Bush reminded me most of Pat Buchanan last night, not perhaps the best model to imitate if you're courting independents and women. The same judo chop to emphasize a point, the same hot-temperature demeanor and rhetoric, the same empty machismo masquerading as decisiveness. Here we have multimillionaire pundits who pride themselves on being knowledgable, articulate, capable of taking issues and personalities apart and examining them from different angles and reassembling them--and they swoon over someone who is none of these things, like intellectual jocksniffers in a locker room listening to some athlete grunt platitudes. They use words for a living, but distrust any politician who treats words with care, or even acts as if words might have meanings. Bush throws words as if they were rocks picked up in a playground, and they treat him like Roger Clemons.
But just as the MSNBC panel, which ought to be shipped to Guantanamo for the duration of the election season, blundered so badly after the Cheney-Edwards debate, the pundits didn't seem to recognize what was happening in front of their eyes last night. As Pauline Kael used to say after reading the reviews of certain movie critics, "It's hard to believe they were actually looking at the screen." Fortunately, the cable-news spinmeisters seem to matter less and less in the framing of the debate reaction--they've insulted the viewers' sense of reality too many times.

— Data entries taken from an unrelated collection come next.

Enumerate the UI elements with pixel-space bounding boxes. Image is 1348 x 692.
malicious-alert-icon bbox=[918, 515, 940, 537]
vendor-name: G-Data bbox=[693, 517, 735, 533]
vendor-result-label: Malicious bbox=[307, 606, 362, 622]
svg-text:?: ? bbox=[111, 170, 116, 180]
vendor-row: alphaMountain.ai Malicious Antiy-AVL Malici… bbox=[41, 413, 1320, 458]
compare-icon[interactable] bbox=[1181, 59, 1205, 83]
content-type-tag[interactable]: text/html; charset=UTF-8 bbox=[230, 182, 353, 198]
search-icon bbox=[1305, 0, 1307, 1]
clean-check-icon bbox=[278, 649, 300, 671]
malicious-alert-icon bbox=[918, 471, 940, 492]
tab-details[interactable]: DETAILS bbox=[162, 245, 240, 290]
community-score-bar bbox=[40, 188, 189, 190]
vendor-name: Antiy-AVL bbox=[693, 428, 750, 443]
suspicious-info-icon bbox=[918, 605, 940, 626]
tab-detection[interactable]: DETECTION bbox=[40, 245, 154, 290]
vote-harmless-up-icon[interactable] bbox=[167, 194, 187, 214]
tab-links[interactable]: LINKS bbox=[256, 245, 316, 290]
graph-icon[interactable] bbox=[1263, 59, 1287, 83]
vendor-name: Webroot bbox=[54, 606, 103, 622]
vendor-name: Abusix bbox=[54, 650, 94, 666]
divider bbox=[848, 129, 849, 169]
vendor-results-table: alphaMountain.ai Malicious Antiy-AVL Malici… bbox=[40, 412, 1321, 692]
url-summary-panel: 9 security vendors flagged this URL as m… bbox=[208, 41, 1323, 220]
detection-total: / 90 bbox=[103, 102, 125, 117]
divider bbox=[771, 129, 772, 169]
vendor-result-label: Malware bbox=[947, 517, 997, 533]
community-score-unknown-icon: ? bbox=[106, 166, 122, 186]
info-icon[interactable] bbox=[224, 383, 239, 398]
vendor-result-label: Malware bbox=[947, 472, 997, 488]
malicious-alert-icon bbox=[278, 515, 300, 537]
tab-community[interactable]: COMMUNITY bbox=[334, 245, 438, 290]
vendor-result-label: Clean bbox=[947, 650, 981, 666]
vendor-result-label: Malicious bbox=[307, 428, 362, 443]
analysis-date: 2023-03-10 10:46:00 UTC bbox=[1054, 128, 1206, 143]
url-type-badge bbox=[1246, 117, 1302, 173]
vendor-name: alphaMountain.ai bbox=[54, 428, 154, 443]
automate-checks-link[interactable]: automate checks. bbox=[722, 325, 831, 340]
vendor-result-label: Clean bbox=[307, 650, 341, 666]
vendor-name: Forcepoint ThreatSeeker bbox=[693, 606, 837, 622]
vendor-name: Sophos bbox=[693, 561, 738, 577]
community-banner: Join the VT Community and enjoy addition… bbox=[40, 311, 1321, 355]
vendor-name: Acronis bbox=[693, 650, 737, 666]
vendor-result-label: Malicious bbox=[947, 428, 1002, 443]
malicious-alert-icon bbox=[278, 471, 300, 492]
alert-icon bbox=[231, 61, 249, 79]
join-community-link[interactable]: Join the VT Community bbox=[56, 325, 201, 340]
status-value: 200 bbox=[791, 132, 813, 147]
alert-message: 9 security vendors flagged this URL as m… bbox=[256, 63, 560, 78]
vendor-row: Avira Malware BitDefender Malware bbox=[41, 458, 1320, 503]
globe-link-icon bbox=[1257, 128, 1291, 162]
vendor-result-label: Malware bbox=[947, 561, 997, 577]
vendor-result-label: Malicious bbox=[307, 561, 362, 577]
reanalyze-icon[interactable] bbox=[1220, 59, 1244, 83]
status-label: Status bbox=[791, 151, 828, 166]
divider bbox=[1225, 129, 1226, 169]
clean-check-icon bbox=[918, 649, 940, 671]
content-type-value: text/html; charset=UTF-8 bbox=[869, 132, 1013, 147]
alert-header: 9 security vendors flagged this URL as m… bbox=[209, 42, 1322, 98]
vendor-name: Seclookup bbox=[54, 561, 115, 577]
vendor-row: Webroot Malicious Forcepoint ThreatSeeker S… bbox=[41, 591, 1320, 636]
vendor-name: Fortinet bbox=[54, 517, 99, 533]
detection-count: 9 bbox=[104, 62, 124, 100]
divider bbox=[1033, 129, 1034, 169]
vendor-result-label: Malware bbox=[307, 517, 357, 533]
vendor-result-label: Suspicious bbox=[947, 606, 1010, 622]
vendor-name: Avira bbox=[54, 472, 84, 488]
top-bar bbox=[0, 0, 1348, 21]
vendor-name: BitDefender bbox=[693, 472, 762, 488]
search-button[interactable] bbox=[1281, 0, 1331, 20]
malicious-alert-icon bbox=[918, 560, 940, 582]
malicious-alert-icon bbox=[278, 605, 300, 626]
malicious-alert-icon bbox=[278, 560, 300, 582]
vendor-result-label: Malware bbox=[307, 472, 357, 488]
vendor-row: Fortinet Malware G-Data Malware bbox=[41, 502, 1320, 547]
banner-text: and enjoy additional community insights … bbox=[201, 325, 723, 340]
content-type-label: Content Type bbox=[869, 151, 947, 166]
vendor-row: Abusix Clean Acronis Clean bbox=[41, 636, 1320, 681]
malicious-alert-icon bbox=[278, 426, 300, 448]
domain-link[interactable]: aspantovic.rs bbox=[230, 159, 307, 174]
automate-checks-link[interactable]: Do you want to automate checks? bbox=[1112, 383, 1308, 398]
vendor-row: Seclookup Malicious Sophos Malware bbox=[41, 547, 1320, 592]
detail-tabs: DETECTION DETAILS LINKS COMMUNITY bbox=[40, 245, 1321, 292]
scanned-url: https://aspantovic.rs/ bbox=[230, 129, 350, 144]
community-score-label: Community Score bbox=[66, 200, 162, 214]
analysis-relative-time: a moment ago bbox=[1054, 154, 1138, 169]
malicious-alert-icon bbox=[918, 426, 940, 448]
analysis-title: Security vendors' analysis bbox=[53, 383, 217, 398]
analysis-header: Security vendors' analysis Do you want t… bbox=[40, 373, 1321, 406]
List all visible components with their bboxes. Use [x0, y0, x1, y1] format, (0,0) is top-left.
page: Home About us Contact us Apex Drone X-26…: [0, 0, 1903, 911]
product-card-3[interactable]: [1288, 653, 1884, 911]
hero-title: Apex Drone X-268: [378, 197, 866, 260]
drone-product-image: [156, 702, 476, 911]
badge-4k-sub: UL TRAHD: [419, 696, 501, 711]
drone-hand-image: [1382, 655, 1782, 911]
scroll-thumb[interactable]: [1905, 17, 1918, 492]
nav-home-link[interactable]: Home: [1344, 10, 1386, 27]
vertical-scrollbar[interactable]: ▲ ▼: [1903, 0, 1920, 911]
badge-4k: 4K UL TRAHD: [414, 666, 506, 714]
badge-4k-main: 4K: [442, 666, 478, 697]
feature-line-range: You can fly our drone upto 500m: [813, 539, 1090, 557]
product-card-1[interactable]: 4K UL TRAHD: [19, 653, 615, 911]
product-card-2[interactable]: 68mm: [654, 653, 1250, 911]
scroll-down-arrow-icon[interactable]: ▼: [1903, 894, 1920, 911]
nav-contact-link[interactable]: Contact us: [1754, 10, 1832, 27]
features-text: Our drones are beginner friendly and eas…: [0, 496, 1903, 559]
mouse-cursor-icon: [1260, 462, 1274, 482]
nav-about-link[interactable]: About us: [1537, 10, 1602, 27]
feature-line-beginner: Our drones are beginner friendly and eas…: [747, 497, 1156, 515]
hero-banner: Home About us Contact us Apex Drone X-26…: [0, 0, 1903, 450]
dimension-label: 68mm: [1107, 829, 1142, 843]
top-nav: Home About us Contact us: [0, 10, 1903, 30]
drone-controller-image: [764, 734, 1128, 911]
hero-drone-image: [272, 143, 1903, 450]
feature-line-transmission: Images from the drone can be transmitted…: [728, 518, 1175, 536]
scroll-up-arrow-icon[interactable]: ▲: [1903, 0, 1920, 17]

The sanest debate analysis I heard last night came from Fox News' Chris Wallace, who was a guest on Charlie Rose after Charlie had subjected us to some deadbeats. Wallace came across as someone thinking for himself rather than inhaling fumes, and he saw that it was Kerry who was persuasively presidential last night, a perception that may widen over the coming days as the footage of Bush hollering like a hogcaller are replayed to a cringing nation.